“Caroline Kelly.”
“Headed to Joplin?” the attendant asked.
“Yeah.”
“Okay…” The attendant perused her screen for available flights. The PA crackled, and the voice from earlier came on over the sound system.
“Code Bravo. Repeat, Code Bravo. Employees, please make your stations ready.”
The woman behind the blue-and-white striped counter froze for a split second. Then she very calmly looked up at Caroline.
“I’m so sorry. The terminal is going to be shutting down. Please find a seat nearby. We’ll be making an announcement soon.” The attendant placed aClosedsign next to her post and hurried down the crowded terminal to an office about fifty feet away.
“Hey, what the hell?” the man behind her snapped.
Caroline turned, picked up her backpack, and tried to get around him. He coughed right in her face. She wiped her face with her sleeve, trying not to freak out. Maybe they were closing the terminal for some other reason. She went straight to the bathroom to wash her hands and pulled out a travel-size bottle of hand sanitizer. She applied the sanitizer to her hands so she could smear the sanitizer around on her face.
Maybe I’m just being super paranoid.
But she wasn’t. Two hours later, the man who’d been behind her in line collapsed, and everyone at Chicago O’Hare was trapped. The man who had fallen ill had come in on a flight from LaGuardia. When he was carried away on a stretcher, the paramedics wore masks and thick gloves. Police officers, also wearing masks, blocked anyone from leaving after they had removed the ill man. Caroline had collapsed in a corner, clutching her backpack, and pulled out her phone to call home. Her older sister, Natalie, answered.
“Caro, what the hell? Shouldn’t you be on a plane?”

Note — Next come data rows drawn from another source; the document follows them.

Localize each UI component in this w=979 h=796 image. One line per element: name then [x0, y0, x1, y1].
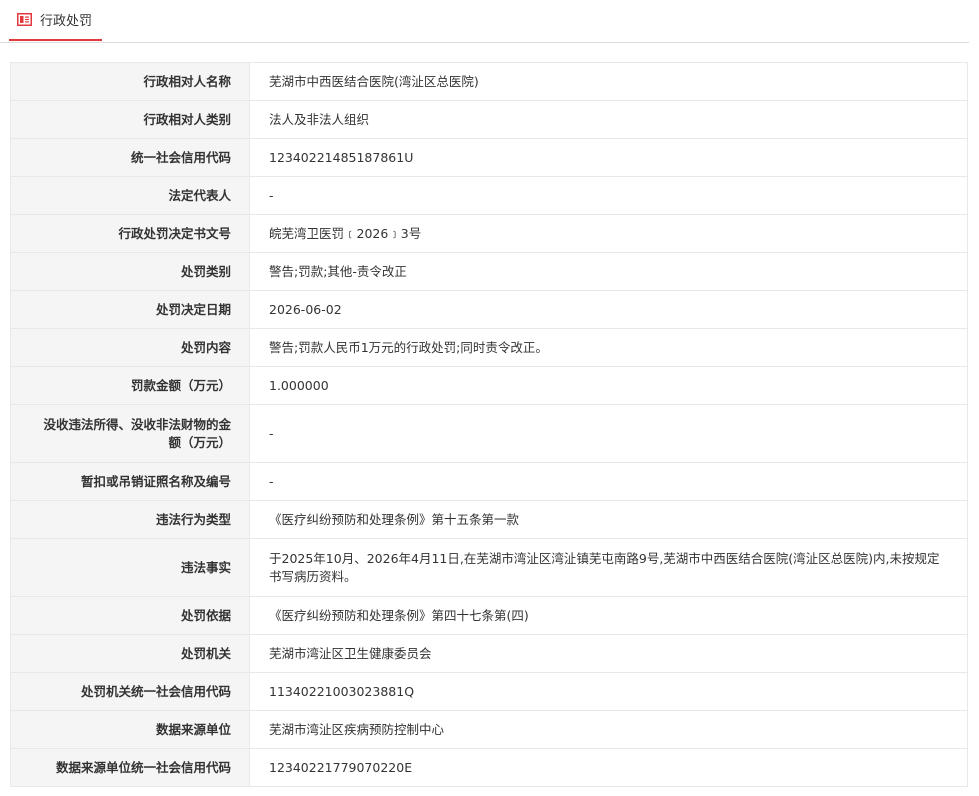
table-row: 暂扣或吊销证照名称及编号 -	[10, 462, 968, 501]
row-label: 统一社会信用代码	[10, 138, 250, 177]
row-label: 违法行为类型	[10, 500, 250, 539]
table-row: 处罚类别 警告;罚款;其他-责令改正	[10, 252, 968, 291]
row-value: 警告;罚款;其他-责令改正	[249, 252, 968, 291]
row-value: 1.000000	[249, 366, 968, 405]
table-row: 行政相对人名称 芜湖市中西医结合医院(湾沚区总医院)	[10, 62, 968, 101]
row-label: 处罚依据	[10, 596, 250, 635]
row-value: 《医疗纠纷预防和处理条例》第四十七条第(四)	[249, 596, 968, 635]
row-value: 芜湖市湾沚区疾病预防控制中心	[249, 710, 968, 749]
row-value: -	[249, 462, 968, 501]
row-value: 12340221779070220E	[249, 748, 968, 787]
table-row: 数据来源单位 芜湖市湾沚区疾病预防控制中心	[10, 710, 968, 749]
row-label: 处罚内容	[10, 328, 250, 367]
table-row: 处罚决定日期 2026-06-02	[10, 290, 968, 329]
row-value: 12340221485187861U	[249, 138, 968, 177]
section-header: 行政处罚	[0, 0, 969, 43]
table-row: 违法行为类型 《医疗纠纷预防和处理条例》第十五条第一款	[10, 500, 968, 539]
row-value: 法人及非法人组织	[249, 100, 968, 139]
row-label: 罚款金额（万元）	[10, 366, 250, 405]
row-label: 处罚决定日期	[10, 290, 250, 329]
table-row: 统一社会信用代码 12340221485187861U	[10, 138, 968, 177]
row-value: 于2025年10月、2026年4月11日,在芜湖市湾沚区湾沚镇芜屯南路9号,芜湖…	[249, 538, 968, 597]
row-label: 数据来源单位	[10, 710, 250, 749]
row-value: 警告;罚款人民币1万元的行政处罚;同时责令改正。	[249, 328, 968, 367]
row-label: 处罚机关	[10, 634, 250, 673]
row-label: 行政相对人类别	[10, 100, 250, 139]
row-value: 《医疗纠纷预防和处理条例》第十五条第一款	[249, 500, 968, 539]
row-value: 芜湖市中西医结合医院(湾沚区总医院)	[249, 62, 968, 101]
row-label: 行政相对人名称	[10, 62, 250, 101]
row-label: 行政处罚决定书文号	[10, 214, 250, 253]
tab-title: 行政处罚	[40, 14, 93, 29]
table-row: 没收违法所得、没收非法财物的金额（万元） -	[10, 404, 968, 463]
tab-administrative-penalty[interactable]: 行政处罚	[9, 0, 103, 41]
row-value: 11340221003023881Q	[249, 672, 968, 711]
row-value: -	[249, 176, 968, 215]
table-row: 数据来源单位统一社会信用代码 12340221779070220E	[10, 748, 968, 787]
row-label: 处罚机关统一社会信用代码	[10, 672, 250, 711]
table-row: 法定代表人 -	[10, 176, 968, 215]
row-label: 违法事实	[10, 538, 250, 597]
row-label: 法定代表人	[10, 176, 250, 215]
table-row: 处罚机关统一社会信用代码 11340221003023881Q	[10, 672, 968, 711]
row-value: 芜湖市湾沚区卫生健康委员会	[249, 634, 968, 673]
row-value: 2026-06-02	[249, 290, 968, 329]
row-value: 皖芜湾卫医罚﹝2026﹞3号	[249, 214, 968, 253]
table-row: 违法事实 于2025年10月、2026年4月11日,在芜湖市湾沚区湾沚镇芜屯南路…	[10, 538, 968, 597]
row-label: 暂扣或吊销证照名称及编号	[10, 462, 250, 501]
row-label: 数据来源单位统一社会信用代码	[10, 748, 250, 787]
penalty-info-table: 行政相对人名称 芜湖市中西医结合医院(湾沚区总医院) 行政相对人类别 法人及非法…	[10, 62, 968, 787]
table-row: 行政处罚决定书文号 皖芜湾卫医罚﹝2026﹞3号	[10, 214, 968, 253]
row-label: 没收违法所得、没收非法财物的金额（万元）	[10, 404, 250, 463]
table-row: 罚款金额（万元） 1.000000	[10, 366, 968, 405]
table-row: 处罚内容 警告;罚款人民币1万元的行政处罚;同时责令改正。	[10, 328, 968, 367]
row-label: 处罚类别	[10, 252, 250, 291]
table-row: 行政相对人类别 法人及非法人组织	[10, 100, 968, 139]
row-value: -	[249, 404, 968, 463]
table-row: 处罚机关 芜湖市湾沚区卫生健康委员会	[10, 634, 968, 673]
table-row: 处罚依据 《医疗纠纷预防和处理条例》第四十七条第(四)	[10, 596, 968, 635]
document-icon	[17, 12, 32, 27]
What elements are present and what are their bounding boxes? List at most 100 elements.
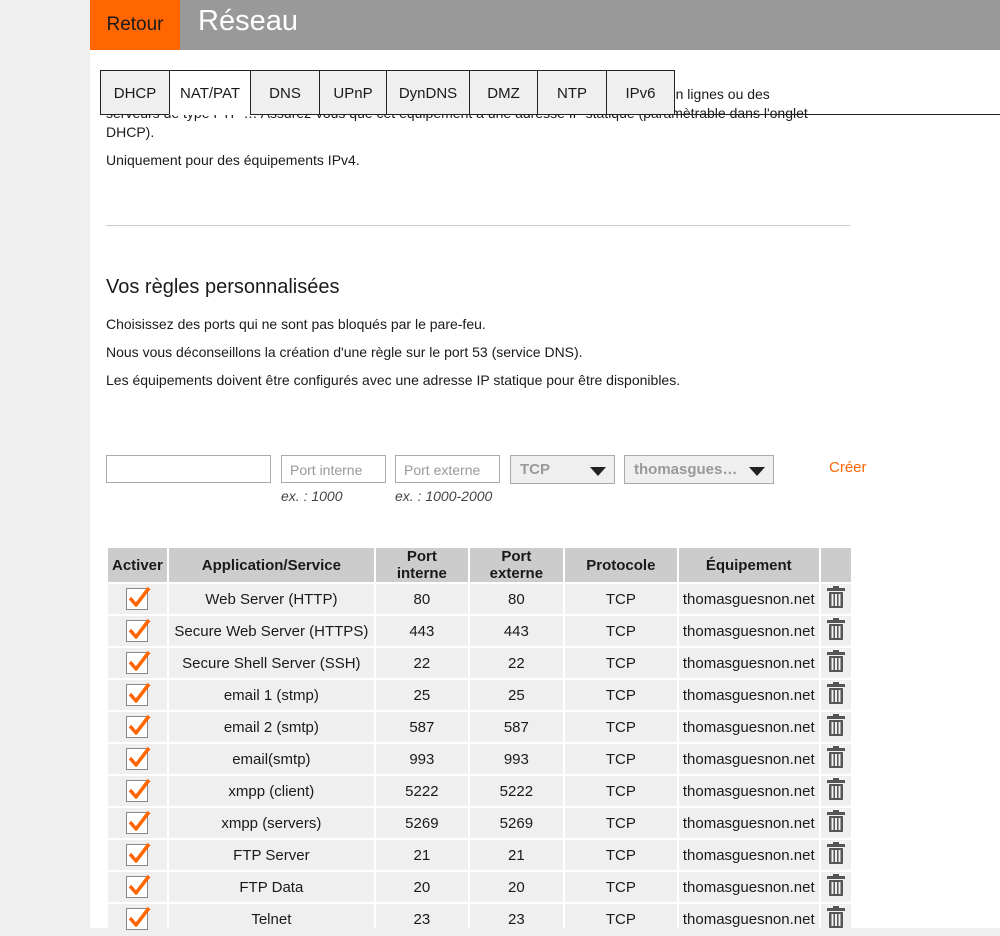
trash-icon[interactable] bbox=[826, 682, 845, 708]
protocol-cell: TCP bbox=[564, 840, 677, 870]
port-external-cell: 443 bbox=[469, 616, 563, 646]
active-checkbox[interactable] bbox=[126, 842, 151, 866]
tab-upnp[interactable]: UPnP bbox=[319, 70, 386, 115]
device-cell: thomasguesnon.net bbox=[678, 616, 819, 646]
tab-nat-pat[interactable]: NAT/PAT bbox=[169, 70, 250, 115]
service-cell: Web Server (HTTP) bbox=[168, 584, 374, 614]
port-external-cell: 20 bbox=[469, 872, 563, 902]
protocol-cell: TCP bbox=[564, 712, 677, 742]
trash-icon[interactable] bbox=[826, 842, 845, 868]
port-internal-cell: 5269 bbox=[375, 808, 468, 838]
create-button[interactable]: Créer bbox=[829, 459, 867, 476]
device-cell: thomasguesnon.net bbox=[678, 744, 819, 774]
table-row: email(smtp) 993 993 TCP thomasguesnon.net bbox=[108, 744, 851, 774]
active-checkbox[interactable] bbox=[126, 810, 151, 834]
protocol-cell: TCP bbox=[564, 648, 677, 678]
active-cell bbox=[108, 904, 167, 934]
protocol-cell: TCP bbox=[564, 584, 677, 614]
tab-dns[interactable]: DNS bbox=[250, 70, 319, 115]
active-cell bbox=[108, 872, 167, 902]
protocol-select[interactable]: TCP bbox=[510, 455, 615, 484]
trash-icon[interactable] bbox=[826, 746, 845, 772]
tab-dhcp[interactable]: DHCP bbox=[100, 70, 169, 115]
active-cell bbox=[108, 584, 167, 614]
delete-cell bbox=[820, 712, 851, 742]
top-bar: Retour Réseau bbox=[90, 0, 1000, 50]
device-cell: thomasguesnon.net bbox=[678, 584, 819, 614]
delete-cell bbox=[820, 648, 851, 678]
protocol-cell: TCP bbox=[564, 904, 677, 934]
table-row: Web Server (HTTP) 80 80 TCP thomasguesnon.ne… bbox=[108, 584, 851, 614]
active-checkbox[interactable] bbox=[126, 714, 151, 738]
tab-bar: DHCP NAT/PAT DNS UPnP DynDNS DMZ NTP IPv… bbox=[100, 70, 675, 115]
active-checkbox[interactable] bbox=[126, 682, 151, 706]
service-cell: xmpp (client) bbox=[168, 776, 374, 806]
service-cell: email(smtp) bbox=[168, 744, 374, 774]
rules-table: Activer Application/Service Port interne… bbox=[106, 546, 853, 936]
device-select[interactable]: thomasgues… bbox=[624, 455, 774, 484]
tab-baseline bbox=[675, 114, 1000, 115]
device-cell: thomasguesnon.net bbox=[678, 680, 819, 710]
device-cell: thomasguesnon.net bbox=[678, 808, 819, 838]
port-external-cell: 587 bbox=[469, 712, 563, 742]
device-cell: thomasguesnon.net bbox=[678, 904, 819, 934]
active-checkbox[interactable] bbox=[126, 746, 151, 770]
port-internal-field[interactable]: Port interne bbox=[281, 455, 386, 483]
active-cell bbox=[108, 680, 167, 710]
table-header-row: Activer Application/Service Port interne… bbox=[108, 548, 851, 582]
tab-ipv6[interactable]: IPv6 bbox=[606, 70, 675, 115]
active-checkbox[interactable] bbox=[126, 778, 151, 802]
service-cell: Secure Web Server (HTTPS) bbox=[168, 616, 374, 646]
port-external-cell: 80 bbox=[469, 584, 563, 614]
tab-dmz[interactable]: DMZ bbox=[469, 70, 537, 115]
table-row: xmpp (client) 5222 5222 TCP thomasguesnon.ne… bbox=[108, 776, 851, 806]
port-internal-cell: 80 bbox=[375, 584, 468, 614]
active-checkbox[interactable] bbox=[126, 650, 151, 674]
port-internal-cell: 22 bbox=[375, 648, 468, 678]
tab-ntp[interactable]: NTP bbox=[537, 70, 606, 115]
active-checkbox[interactable] bbox=[126, 586, 151, 610]
trash-icon[interactable] bbox=[826, 778, 845, 804]
active-cell bbox=[108, 840, 167, 870]
protocol-cell: TCP bbox=[564, 808, 677, 838]
active-cell bbox=[108, 616, 167, 646]
header-protocol: Protocole bbox=[564, 548, 677, 582]
trash-icon[interactable] bbox=[826, 714, 845, 740]
active-checkbox[interactable] bbox=[126, 906, 151, 930]
port-external-cell: 21 bbox=[469, 840, 563, 870]
page-title: Réseau bbox=[198, 5, 298, 37]
service-cell: FTP Server bbox=[168, 840, 374, 870]
header-device: Équipement bbox=[678, 548, 819, 582]
trash-icon[interactable] bbox=[826, 586, 845, 612]
port-external-field[interactable]: Port externe bbox=[395, 455, 500, 483]
device-cell: thomasguesnon.net bbox=[678, 712, 819, 742]
trash-icon[interactable] bbox=[826, 618, 845, 644]
back-button[interactable]: Retour bbox=[90, 0, 180, 50]
chevron-down-icon bbox=[590, 467, 606, 476]
port-internal-cell: 25 bbox=[375, 680, 468, 710]
service-name-field[interactable] bbox=[106, 455, 271, 484]
service-name-input[interactable] bbox=[115, 456, 270, 484]
tab-dyndns[interactable]: DynDNS bbox=[386, 70, 469, 115]
chevron-down-icon bbox=[749, 467, 765, 476]
device-cell: thomasguesnon.net bbox=[678, 872, 819, 902]
device-select-value: thomasgues… bbox=[634, 461, 738, 478]
active-checkbox[interactable] bbox=[126, 874, 151, 898]
port-external-cell: 23 bbox=[469, 904, 563, 934]
header-port-external: Port externe bbox=[469, 548, 563, 582]
section-title: Vos règles personnalisées bbox=[106, 276, 340, 298]
protocol-cell: TCP bbox=[564, 776, 677, 806]
active-cell bbox=[108, 648, 167, 678]
trash-icon[interactable] bbox=[826, 874, 845, 900]
active-cell bbox=[108, 808, 167, 838]
active-checkbox[interactable] bbox=[126, 618, 151, 642]
trash-icon[interactable] bbox=[826, 810, 845, 836]
protocol-cell: TCP bbox=[564, 680, 677, 710]
trash-icon[interactable] bbox=[826, 650, 845, 676]
trash-icon[interactable] bbox=[826, 906, 845, 932]
port-internal-cell: 5222 bbox=[375, 776, 468, 806]
port-internal-cell: 20 bbox=[375, 872, 468, 902]
port-external-hint: ex. : 1000-2000 bbox=[395, 488, 493, 504]
help-line-dns: Nous vous déconseillons la création d'un… bbox=[106, 344, 583, 360]
port-internal-cell: 993 bbox=[375, 744, 468, 774]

“Yeah, I should.” She sighed, the sound a little shaky. “Is Mom or Dad there?”
“Uh-huh. What’s going on, sis? You sound funny.” Natalie, her older sister by four years, always knew when something was up with her.
“Well, they closed down O’Hare. I’m stuck here.” She tried not to let her sister hear the fear that was radiating inside her.
“What do you mean,stuck? They won’t let you leave?”
“Yeah. No one can leave. A man got sick, and they shut everything down.”
“Caro. Wait…” Her sister paused, her voice lowering on the phone. “Is this connected to the man at LaGuardia? Rick saw it on the news. He and Dad have been glued to the TV all morning.” Natalie’s husband was a news junkie like their father.
“I think so, but I’m not positive. They’re not telling us much.”
“Oh God, Caro, this is so scary. I’ll have Rick figure out what’s going on. He has a friend that works in airport security in Kansas City. He might be able to learn what’s happening up in Chicago.”
“Don’t let Mom and Dad freak out, okay? Once I have a chance to leave, I’ll rent a car and drive.” That was assuming they’d let her leave the airport…and right now that felt like a really bigif.
“Sure, got it. We’ll be waiting. I can’t wait for you to meet Ellie. You’re going to love her.”
Ellie, her sister’s baby, had been born two months ago, and Caroline hadn’t been able to leave work to fly to Missouri and see the new addition to the family.
“Can’t wait,” she said, her throat tightening as she fought off a fresh wave of anxiety.
Everything was going to be okay…wasn’t it?
Caroline woke as the last bits of the dream faded around her. Her cheeks were wet with tears, her head felt foggy, and for a moment she didn’t remember where she was or how she’d fallen asleep. She was warm, not toasty, but she wasn’t really cold. Not like she had been in a long time. It was dark, and when she shifted, she felt a pillow, an honest-to-God pillow behind her head. She moved her hands, which were tucked beneath the thick fleece blanket. She was lying on something soft, and she could hear the cold wind whistling from outside. She wasn’t sleeping outside?
She struggled to sit up and bit her lip as pain shot up her leg. Just like that, the memories from the grocery store came rushing back. Blood pounded in her ears as she turned her head and saw a man lying in bed beside her. His body was more shadow than anything else in the dim moonlight coming through the wide windows opposite the bed.
Oh God, he had drugged her and probably brought her here and raped her. She touched her clothes. Her jeans and shirt were still on. Had he put her clothes back on after assaulting her? Surely that would have taken too much effort.
Her wounded ankle felt cold, so she carefully pulled the blankets back and saw something blue and damp wrapped around her ankle. Some kind of compress. The man had treated it?
Caroline was confused. Why had he tried to help her? No one did that anymore. The kind people, the ones who thought of others, were long dead. They had been the first to go because they had rushed to help the sick or stop the looters. She’d seen many of them killed on the news, either by the disease or by other people who thought they needed to kill to survive. Now only the immune who were violent and tough survived, at least so far as she could tell. But she ran into so few survivors these days, and the ones she did meet scared her. There had to be good people still left in the world. Statistically it had to be possible, right?